Hackers can also easily access data on a laptop or mobile device if the connection is not on a secure network. We recommend several measures to protect your data, such as using a strong password, backing up all the work you’ve done on your laptop before a trip, and encrypting your data. These tips are particularly relevant when it comes to laptops.
It is worthwhile to foresee the possible theft of one of the devices of your company. If you are using a cloud-based solution for some of your software needs, see your provider’s Mobile Device Management features. Leading cloud providers allow you to clear an account on any device that is gone.
All of these tips also apply to corporate smartphones. There are a number of steps you can take to secure corporate smartphones, and this specific guide for iPhones will guide you through this process. We recommend using a number of security applications, and we offer ways to change your phone’s settings to make it safer.
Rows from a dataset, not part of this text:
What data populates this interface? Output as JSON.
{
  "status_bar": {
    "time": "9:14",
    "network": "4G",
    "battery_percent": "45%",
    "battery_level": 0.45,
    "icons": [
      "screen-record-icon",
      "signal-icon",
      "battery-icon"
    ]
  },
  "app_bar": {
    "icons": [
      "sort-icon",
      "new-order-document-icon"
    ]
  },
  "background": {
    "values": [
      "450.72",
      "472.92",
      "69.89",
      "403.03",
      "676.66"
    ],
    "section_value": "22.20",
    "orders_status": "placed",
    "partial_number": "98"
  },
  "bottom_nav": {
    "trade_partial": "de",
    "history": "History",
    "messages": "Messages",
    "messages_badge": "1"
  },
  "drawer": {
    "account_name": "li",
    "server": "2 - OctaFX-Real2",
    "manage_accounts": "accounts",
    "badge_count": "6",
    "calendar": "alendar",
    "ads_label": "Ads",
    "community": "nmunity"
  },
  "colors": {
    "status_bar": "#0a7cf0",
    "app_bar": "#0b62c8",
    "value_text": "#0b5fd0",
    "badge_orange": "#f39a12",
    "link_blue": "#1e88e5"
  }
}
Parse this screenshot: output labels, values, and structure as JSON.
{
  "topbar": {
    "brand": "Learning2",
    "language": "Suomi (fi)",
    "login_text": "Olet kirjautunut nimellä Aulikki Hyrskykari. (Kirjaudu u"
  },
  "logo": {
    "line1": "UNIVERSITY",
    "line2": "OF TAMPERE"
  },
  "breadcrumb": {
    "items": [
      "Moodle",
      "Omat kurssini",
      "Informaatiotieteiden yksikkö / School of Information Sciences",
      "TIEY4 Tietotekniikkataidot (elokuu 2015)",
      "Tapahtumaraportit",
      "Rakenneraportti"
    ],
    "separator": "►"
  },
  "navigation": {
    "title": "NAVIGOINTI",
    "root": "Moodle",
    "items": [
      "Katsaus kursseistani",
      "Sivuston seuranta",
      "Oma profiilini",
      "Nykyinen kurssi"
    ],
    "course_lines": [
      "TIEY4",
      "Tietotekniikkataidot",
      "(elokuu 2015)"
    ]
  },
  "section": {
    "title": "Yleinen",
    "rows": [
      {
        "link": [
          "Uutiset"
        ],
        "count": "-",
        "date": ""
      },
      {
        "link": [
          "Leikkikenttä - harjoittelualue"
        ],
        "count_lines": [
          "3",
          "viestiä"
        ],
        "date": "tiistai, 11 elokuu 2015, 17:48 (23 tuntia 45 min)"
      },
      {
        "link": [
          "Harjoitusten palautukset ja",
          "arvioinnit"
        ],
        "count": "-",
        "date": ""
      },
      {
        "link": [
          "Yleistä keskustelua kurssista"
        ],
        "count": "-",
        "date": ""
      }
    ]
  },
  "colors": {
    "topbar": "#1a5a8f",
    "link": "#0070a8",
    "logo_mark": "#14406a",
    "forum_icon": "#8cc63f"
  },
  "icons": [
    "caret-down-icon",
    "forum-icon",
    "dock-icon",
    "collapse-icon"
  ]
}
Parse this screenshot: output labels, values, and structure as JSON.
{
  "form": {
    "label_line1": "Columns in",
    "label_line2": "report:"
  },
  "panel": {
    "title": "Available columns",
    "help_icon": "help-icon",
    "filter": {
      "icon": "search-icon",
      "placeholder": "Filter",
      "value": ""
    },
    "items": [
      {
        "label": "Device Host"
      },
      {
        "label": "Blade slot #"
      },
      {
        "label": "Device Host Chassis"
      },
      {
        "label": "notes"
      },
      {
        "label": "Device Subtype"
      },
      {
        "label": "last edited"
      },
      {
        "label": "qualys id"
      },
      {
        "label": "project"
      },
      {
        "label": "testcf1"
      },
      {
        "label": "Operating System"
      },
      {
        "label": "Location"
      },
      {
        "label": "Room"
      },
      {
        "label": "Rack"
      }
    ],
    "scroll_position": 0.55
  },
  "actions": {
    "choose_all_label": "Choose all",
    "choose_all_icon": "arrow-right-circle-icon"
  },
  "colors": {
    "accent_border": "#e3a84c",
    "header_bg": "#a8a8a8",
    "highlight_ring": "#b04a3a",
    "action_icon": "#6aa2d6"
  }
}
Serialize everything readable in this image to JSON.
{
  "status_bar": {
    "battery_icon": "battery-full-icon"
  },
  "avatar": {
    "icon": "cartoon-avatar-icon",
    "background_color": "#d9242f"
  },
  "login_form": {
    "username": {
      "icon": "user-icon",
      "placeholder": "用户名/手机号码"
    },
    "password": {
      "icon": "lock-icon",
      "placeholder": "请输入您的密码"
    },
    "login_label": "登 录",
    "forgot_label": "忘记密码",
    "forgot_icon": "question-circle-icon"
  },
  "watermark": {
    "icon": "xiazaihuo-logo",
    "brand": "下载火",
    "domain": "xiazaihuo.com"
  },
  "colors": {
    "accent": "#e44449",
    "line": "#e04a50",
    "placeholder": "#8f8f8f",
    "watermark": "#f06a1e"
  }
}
One of the best ways to protect your devices – laptops, smartphones, Amazon Alexa devices or even the PS4 in your office (if your desktop is cool and offers video games!) – is to install a VPN to encrypt all data that flows through these devices. You do not necessarily need to install a VPN on each device; Indeed, you can install it directly on your desktop router. Thus, all devices using the desktop Internet connection will be protected.
It is also important to establish a policy on the devices that staff members are allowed to bring to work. Many companies encourage their workers to bring their own laptops and other devices to the office because this solution is much less expensive than providing a business computer to each employee. We recommend that you require your employees to have all personal devices used for business purposes, install anti-virus software, and receive regular updates.
Where do I start?
- Update all of the company’s laptops and smartphones with the latest antivirus software and operating system updates.
- Establish a policy specifying the devices that can be used at work and the security devices they must contain.
- Contact your cloud provider (s) and ask them / them what they can / can help with managing mobile devices.